Magistrado ponente: Gustavo Enrique Malo Fernández

CORTE SUPREMA DE JUSTICIA República de Colombia Corte Suprema de Justicia Radicación n° 71958 CORTE SUPREMA DE JUSTICIA SALA DE CASACIÓN PENAL SALA DE DECISIÓN DE TUTELAS Nº 1 GUSTAVO ENRIQUE MALO FERNÁNDEZ MAGISTRADO PONENTE STP2778-2014 Radicación n° 71958 Acta No. 64. Bogotá, D.C., seis (6) de marzo de dos mil catorce (2014). VISTOS Decide la Sala la impugnación presentada por la Dirección de Sanidad del Ejército Nacional, en contra de la sentencia adoptada el 31 de enero de 2014 por la Sala de Decisión Penal del Tribunal Superior de Distrito Judicial de Bogotá, por cuyo medio concedió el amparo para el derecho fundamental al debido proceso administrativo del ciudadano EDWIN JIMÉNEZ LÓPEZ, en actuación que se reclama frente a la entidad recurrente, y al Ministerio de Defensa Nacional.

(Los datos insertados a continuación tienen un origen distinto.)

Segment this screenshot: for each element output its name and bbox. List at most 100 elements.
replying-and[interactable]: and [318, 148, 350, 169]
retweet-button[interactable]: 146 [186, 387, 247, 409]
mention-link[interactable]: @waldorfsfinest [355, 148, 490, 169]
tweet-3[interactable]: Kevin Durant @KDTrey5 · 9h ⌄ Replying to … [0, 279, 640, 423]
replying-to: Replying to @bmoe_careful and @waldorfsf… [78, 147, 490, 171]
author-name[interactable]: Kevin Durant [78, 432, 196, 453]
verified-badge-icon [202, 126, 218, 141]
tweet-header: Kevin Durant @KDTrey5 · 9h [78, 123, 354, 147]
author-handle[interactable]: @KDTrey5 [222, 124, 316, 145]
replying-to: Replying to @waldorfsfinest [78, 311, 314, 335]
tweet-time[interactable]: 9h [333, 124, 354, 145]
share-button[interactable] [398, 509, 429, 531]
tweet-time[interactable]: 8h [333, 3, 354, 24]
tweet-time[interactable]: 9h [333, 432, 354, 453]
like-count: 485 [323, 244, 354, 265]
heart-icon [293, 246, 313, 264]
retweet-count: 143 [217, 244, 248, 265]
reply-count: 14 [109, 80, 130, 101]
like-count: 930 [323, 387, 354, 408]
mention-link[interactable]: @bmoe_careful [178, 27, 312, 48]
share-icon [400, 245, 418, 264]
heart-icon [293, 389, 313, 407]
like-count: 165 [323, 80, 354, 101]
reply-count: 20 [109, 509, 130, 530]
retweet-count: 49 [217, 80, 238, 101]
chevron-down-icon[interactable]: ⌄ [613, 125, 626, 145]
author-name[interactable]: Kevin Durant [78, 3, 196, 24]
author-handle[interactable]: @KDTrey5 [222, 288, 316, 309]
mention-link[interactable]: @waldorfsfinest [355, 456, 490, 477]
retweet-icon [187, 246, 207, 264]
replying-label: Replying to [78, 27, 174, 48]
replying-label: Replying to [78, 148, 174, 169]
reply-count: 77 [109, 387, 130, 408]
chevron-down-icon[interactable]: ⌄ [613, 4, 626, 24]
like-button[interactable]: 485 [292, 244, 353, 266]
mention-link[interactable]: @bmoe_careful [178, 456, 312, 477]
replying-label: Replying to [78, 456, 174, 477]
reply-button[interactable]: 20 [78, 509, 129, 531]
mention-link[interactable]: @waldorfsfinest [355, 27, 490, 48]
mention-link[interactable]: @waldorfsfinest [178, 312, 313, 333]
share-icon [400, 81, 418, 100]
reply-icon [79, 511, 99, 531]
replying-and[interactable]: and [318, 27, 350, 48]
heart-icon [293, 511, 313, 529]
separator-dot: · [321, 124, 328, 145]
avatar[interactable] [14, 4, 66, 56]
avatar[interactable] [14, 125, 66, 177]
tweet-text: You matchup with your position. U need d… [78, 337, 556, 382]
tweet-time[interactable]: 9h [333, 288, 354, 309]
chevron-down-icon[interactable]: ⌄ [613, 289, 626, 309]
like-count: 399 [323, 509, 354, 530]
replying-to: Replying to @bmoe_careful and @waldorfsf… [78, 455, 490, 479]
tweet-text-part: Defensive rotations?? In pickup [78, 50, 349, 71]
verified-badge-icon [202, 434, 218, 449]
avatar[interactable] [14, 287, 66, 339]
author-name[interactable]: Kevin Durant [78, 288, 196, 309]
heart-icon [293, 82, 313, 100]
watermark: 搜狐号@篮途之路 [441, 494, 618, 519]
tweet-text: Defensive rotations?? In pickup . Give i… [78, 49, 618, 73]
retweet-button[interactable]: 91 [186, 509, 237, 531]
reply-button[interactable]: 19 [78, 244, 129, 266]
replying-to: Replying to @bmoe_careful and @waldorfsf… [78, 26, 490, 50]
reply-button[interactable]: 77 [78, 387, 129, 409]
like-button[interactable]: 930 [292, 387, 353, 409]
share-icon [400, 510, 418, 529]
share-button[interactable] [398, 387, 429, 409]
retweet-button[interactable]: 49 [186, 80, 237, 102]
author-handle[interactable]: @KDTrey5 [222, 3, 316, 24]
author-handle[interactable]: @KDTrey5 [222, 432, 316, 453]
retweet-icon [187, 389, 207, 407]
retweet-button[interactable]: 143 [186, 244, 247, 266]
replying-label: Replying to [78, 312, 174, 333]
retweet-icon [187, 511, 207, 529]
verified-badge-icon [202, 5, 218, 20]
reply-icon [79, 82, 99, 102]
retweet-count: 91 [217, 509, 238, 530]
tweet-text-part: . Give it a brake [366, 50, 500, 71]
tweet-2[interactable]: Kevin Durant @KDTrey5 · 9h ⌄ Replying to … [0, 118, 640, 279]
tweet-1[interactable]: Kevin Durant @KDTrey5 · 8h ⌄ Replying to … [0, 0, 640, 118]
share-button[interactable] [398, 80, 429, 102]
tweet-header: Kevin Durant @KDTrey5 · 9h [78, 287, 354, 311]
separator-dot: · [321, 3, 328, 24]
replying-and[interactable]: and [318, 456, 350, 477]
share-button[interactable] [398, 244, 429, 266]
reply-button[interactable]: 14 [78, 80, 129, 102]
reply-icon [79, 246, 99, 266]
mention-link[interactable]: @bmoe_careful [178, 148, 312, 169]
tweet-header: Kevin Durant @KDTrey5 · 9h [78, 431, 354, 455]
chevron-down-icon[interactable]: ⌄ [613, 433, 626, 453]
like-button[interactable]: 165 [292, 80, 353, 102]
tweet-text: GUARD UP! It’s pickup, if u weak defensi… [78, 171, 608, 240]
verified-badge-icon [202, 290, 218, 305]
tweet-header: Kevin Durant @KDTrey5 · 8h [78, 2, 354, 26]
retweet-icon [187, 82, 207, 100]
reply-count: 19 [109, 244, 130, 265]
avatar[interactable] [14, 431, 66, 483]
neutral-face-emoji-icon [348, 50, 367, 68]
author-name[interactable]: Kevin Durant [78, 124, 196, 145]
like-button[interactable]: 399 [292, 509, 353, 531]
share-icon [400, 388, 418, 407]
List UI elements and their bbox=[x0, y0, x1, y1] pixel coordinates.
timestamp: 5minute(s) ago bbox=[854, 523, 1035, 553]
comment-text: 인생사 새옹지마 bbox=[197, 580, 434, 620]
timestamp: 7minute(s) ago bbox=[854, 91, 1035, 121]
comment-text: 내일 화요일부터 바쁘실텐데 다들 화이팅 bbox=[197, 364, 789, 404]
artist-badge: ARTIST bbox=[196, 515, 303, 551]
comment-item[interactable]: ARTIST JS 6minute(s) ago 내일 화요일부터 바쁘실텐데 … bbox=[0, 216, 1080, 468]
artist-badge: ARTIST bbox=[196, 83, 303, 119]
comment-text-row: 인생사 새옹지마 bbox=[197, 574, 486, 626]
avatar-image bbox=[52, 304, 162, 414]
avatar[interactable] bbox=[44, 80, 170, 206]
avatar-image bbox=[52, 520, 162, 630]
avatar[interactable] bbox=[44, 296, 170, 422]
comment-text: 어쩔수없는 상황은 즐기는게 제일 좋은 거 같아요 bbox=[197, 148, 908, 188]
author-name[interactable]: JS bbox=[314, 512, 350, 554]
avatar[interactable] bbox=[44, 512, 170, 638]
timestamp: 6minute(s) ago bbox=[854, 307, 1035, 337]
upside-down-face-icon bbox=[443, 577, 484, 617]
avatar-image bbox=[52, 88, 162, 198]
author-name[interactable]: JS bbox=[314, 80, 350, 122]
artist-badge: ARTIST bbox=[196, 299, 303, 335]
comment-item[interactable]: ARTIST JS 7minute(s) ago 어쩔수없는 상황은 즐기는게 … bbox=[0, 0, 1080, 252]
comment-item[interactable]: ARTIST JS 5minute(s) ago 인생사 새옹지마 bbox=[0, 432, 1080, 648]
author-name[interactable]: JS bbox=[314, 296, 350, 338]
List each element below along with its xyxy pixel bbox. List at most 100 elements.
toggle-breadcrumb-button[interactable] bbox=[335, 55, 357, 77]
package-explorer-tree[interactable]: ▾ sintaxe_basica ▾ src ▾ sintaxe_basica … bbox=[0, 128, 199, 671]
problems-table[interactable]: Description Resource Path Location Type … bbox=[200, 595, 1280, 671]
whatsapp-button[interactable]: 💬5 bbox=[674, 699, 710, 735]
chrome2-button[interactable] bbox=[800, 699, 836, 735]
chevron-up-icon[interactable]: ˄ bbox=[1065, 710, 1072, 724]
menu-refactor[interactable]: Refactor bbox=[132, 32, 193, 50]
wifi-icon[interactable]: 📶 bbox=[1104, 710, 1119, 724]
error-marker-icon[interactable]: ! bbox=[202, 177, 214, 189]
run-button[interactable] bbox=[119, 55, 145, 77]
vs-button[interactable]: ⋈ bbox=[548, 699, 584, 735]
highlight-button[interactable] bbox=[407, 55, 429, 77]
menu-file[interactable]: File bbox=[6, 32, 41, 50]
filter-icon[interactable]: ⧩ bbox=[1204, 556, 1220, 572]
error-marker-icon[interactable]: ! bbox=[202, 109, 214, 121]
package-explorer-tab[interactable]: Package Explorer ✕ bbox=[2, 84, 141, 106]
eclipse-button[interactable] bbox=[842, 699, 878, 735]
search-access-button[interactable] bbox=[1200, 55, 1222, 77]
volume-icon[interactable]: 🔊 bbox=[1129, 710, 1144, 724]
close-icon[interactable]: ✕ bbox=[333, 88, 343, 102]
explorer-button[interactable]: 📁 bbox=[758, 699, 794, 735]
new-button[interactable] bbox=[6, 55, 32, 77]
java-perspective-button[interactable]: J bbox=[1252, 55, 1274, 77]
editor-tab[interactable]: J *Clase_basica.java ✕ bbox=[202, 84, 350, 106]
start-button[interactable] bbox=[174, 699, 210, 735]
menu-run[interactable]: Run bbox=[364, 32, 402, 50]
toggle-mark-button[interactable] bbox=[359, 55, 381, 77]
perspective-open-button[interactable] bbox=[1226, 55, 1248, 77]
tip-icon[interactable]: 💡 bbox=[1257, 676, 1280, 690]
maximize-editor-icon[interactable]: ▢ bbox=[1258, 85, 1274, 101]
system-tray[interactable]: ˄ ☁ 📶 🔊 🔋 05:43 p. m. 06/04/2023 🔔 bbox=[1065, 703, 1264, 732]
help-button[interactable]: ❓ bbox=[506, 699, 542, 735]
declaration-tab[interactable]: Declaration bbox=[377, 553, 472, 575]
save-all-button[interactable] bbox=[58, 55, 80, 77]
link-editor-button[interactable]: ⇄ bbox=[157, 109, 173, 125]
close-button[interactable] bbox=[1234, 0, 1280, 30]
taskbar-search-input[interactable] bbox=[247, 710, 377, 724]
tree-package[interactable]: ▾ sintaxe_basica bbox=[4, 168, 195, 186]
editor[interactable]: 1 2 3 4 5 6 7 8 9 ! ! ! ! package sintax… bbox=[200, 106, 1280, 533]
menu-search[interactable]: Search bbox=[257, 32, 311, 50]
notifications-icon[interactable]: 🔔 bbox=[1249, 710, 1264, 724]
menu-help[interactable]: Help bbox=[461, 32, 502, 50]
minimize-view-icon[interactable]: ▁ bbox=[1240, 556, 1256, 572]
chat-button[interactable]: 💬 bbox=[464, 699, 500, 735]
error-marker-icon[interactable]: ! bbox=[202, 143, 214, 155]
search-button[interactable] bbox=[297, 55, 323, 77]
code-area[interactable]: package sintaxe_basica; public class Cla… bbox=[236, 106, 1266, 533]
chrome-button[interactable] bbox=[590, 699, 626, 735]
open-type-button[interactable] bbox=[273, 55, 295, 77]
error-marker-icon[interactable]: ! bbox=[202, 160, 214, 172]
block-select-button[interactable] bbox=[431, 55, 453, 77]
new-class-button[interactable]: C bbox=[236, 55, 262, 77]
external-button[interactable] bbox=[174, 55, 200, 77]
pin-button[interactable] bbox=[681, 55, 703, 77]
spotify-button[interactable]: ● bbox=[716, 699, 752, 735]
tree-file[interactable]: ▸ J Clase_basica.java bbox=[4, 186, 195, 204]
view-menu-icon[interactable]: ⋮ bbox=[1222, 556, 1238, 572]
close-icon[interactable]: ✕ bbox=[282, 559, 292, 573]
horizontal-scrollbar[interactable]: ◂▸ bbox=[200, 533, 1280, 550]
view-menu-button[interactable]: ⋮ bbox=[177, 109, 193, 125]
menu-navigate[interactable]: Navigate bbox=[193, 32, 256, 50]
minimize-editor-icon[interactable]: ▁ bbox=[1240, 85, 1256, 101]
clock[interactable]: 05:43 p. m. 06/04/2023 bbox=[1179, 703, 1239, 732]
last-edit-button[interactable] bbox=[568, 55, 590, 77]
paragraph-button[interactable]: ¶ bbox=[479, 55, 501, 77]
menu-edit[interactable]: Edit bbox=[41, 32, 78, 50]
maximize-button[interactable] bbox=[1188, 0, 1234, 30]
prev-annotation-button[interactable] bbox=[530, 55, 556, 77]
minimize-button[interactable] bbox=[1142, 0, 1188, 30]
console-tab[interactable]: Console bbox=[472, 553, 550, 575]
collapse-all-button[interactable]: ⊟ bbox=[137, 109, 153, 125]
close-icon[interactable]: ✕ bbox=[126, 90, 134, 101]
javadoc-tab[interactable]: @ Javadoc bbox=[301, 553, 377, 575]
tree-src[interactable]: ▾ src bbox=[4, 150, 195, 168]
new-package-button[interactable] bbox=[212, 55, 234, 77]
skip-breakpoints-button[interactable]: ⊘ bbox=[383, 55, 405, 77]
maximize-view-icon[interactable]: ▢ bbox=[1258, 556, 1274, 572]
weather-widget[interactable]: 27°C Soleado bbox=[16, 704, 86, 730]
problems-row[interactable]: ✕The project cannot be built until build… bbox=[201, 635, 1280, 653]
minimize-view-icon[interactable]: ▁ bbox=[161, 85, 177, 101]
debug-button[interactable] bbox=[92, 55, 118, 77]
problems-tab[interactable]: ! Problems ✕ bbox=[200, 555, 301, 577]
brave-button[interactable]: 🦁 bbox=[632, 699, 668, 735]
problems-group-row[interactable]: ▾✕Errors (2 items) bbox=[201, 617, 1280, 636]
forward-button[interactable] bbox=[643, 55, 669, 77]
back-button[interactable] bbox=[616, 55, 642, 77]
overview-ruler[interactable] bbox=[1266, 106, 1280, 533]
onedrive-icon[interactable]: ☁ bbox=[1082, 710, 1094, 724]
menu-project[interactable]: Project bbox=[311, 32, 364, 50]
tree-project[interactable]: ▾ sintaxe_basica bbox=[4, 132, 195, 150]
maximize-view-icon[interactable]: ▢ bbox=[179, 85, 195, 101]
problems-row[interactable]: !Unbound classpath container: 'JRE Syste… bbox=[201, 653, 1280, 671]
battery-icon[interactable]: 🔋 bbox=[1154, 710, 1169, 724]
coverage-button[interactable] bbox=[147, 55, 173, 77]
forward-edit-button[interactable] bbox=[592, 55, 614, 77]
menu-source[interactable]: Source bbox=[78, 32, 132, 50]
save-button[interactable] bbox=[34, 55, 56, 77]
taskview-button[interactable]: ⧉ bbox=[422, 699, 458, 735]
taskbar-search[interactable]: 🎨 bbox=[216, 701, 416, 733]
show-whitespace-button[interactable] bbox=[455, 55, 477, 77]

Al trámite fueron vinculadas la Dirección de Prestaciones Sociales y la Jefatura de Desarrollo Humano del Ejército Nacional.

ANTECEDENTES I

HECHOS Y FUNDAMENTOS DE LA ACCIÓN Los hechos que motivaron la solicitud de amparo constitucional, fueron reseñados por el a quo de la forma como sigue: En escrito allegado al Tribunal el ciudadano EDWIN JIMÉNEZ LÓPEZ aduce de manera escueta la condición de víctima del conflicto armado interno por la acción de los grupos organizados al margen de la ley.

De igual modo, que en forma voluntaria prestó el servicio militar en el Ejército Nacional; labora (sic) durante la cual, en fechas que no precisa, afirma que sufrió la desviación del tabique como consecuencia de un “accidente con el fusil”, como también, que padeció de “leishmaniasis enfermedades y situaciones” que lo determinaron en últimas a retirarse de las Fuerzas Armadas en data que tampoco señala.

El demandante agrega que solicitó la realización de los exámenes médicos respectivos. Así como, que en forma verbal y en ejercicio del derecho de petición, el 18 de julio de 2013, reclamó el pago de la liquidación correspondiente y la asignación de las citas en las especialidades de urología, dermatología y ortopedia; sin embargo, destaca que a la fecha no ha obtenido respuesta alguna.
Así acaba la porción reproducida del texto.